Saturday, February 12, 2005

Collecting Data / Taking Action

James has added the credit accumulation from every report card that Al sent me. Some staff's report cards are missing. This spreadsheet has been emailed to Al.

James is currently inputting the POL scores.

I think that as long as the data is provided to me (and much I have) we have the time to input the data.

I'm afraid that the we may allow ourselves to be seduced by inputting data or creating new systems (i.e., new graduation plans) without taking direct action on the core issue of the undercredited 11th graders: instruction.

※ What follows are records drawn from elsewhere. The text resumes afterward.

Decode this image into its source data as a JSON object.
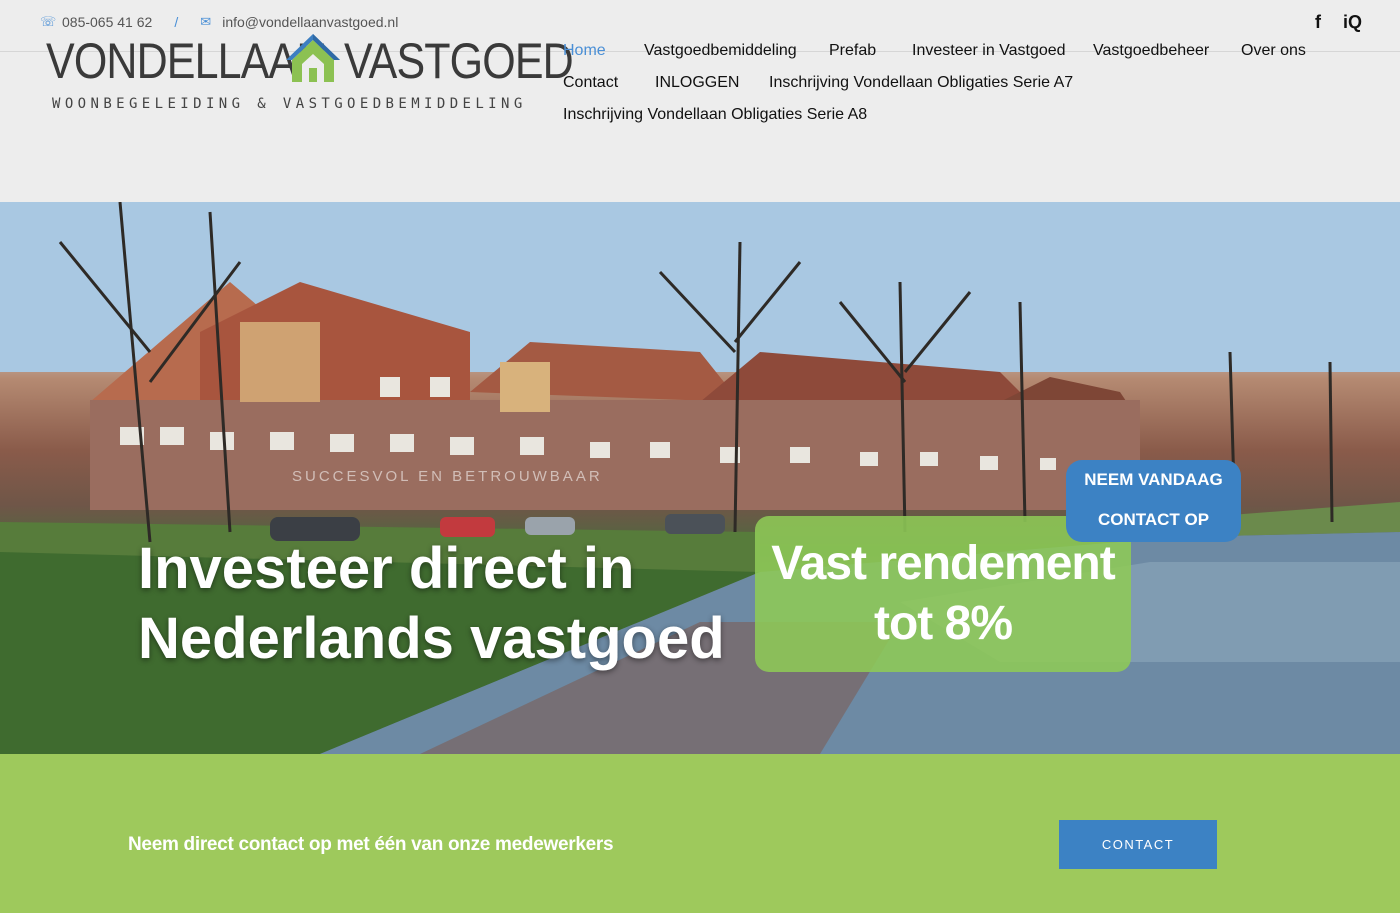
{
  "topbar": {
    "phone": "085-065 41 62",
    "separator": "/",
    "email": "info@vondellaanvastgoed.nl",
    "phone_icon": "phone-icon",
    "mail_icon": "mail-icon",
    "social": {
      "facebook_label": "f",
      "search_label": "iQ"
    }
  },
  "logo": {
    "word1": "VONDELLAAN",
    "word2": "VASTGOED",
    "tagline": "WOONBEGELEIDING & VASTGOEDBEMIDDELING"
  },
  "nav": {
    "items": [
      {
        "label": "Home",
        "active": true
      },
      {
        "label": "Vastgoedbemiddeling"
      },
      {
        "label": "Prefab"
      },
      {
        "label": "Investeer in Vastgoed"
      },
      {
        "label": "Vastgoedbeheer"
      },
      {
        "label": "Over ons"
      },
      {
        "label": "Contact"
      },
      {
        "label": "INLOGGEN"
      },
      {
        "label": "Inschrijving Vondellaan Obligaties Serie A7"
      },
      {
        "label": "Inschrijving Vondellaan Obligaties Serie A8"
      }
    ]
  },
  "hero": {
    "overline": "SUCCESVOL EN BETROUWBAAR",
    "headline_line1": "Investeer direct in",
    "headline_line2": "Nederlands vastgoed",
    "promo_line1": "Vast rendement",
    "promo_line2": "tot 8%",
    "cta_line1": "NEEM VANDAAG",
    "cta_line2": "CONTACT OP"
  },
  "band": {
    "message": "Neem direct contact op met één van onze medewerkers",
    "button": "CONTACT"
  },
  "colors": {
    "accent_blue": "#3c82c4",
    "brand_green": "#9ec95c",
    "nav_active": "#4a8fd6"
  }
}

I believe we have all the systems we need but they are not all implemented (i.e, does each student have internalized what their learning plans say...are they real live plans of action OR does each student have a rich project connected to their apprenticeship?). Inventing new systems may be enticing while not addressing the hardest work.

I would like to hear about what actions are being taken in the classroom and in the interactions with students. What are people trying out? What results do we see? How will we track those results (I suggest grids...another system in place but underused)?

Any thoughts? Debate?


SAM said...

I think Michael is right, here. I think that we cannot allow ourselves to be seduced by the data or new systems. I do believe we have what we need (in terms of systems) to get these kids enough credits.

I think we need to be in classrooms helping teachers effectively utilize the systems they have. This is the hard work, I think, because it requires that we be constructively critical of each other and our practices. There might be many difficult conversations along the way. But I think it has to be done.

Joan will have a completed "credit tracking" sheet for each of the 11th graders for us on Tuesday morning. We might divide them up and assign ourselves certain kids and teachers that we are going to help.

What do ya think?


Joan said...

Hi! I agree with Al and Michael here. Speaking as a teacher, I feel that I need to get better at working within the system that we have - not throwing out the system. There are big gaps in my own work and I am assuming that other teachers must feel the same way. Al is right, though, critically examining my own work is THE hardest work. But it is where improvement starts.

For me, teaching in Explorations provides many opportunities for me to get distracted; I can start a project with one kid and never get around to checking in with him until a week has gone by. With most of my students, that just isn't good enough. It's easy for me to wander around the room, going from child to child, but following through and getting into depth are the harder things for me to manage on a consistent basis. Again, I don't think it's about changing the system, but rather checking in with my own habits and preferences. This means forcing myself to confront subjects I'm less familiar with and putting energy and creativity into them. It's not easy sometimes.

Just some thoughts. What do you think?


SAM said...

I think we need to come up with some simplified ways to engage with a student regardless of the subject. If we have a barebones "script" to conference with any student we might feel more productive. I don't think it's THE answer but if we developed something we liked it might give teachers a tool to increase their conferencing and feeling productive and effective.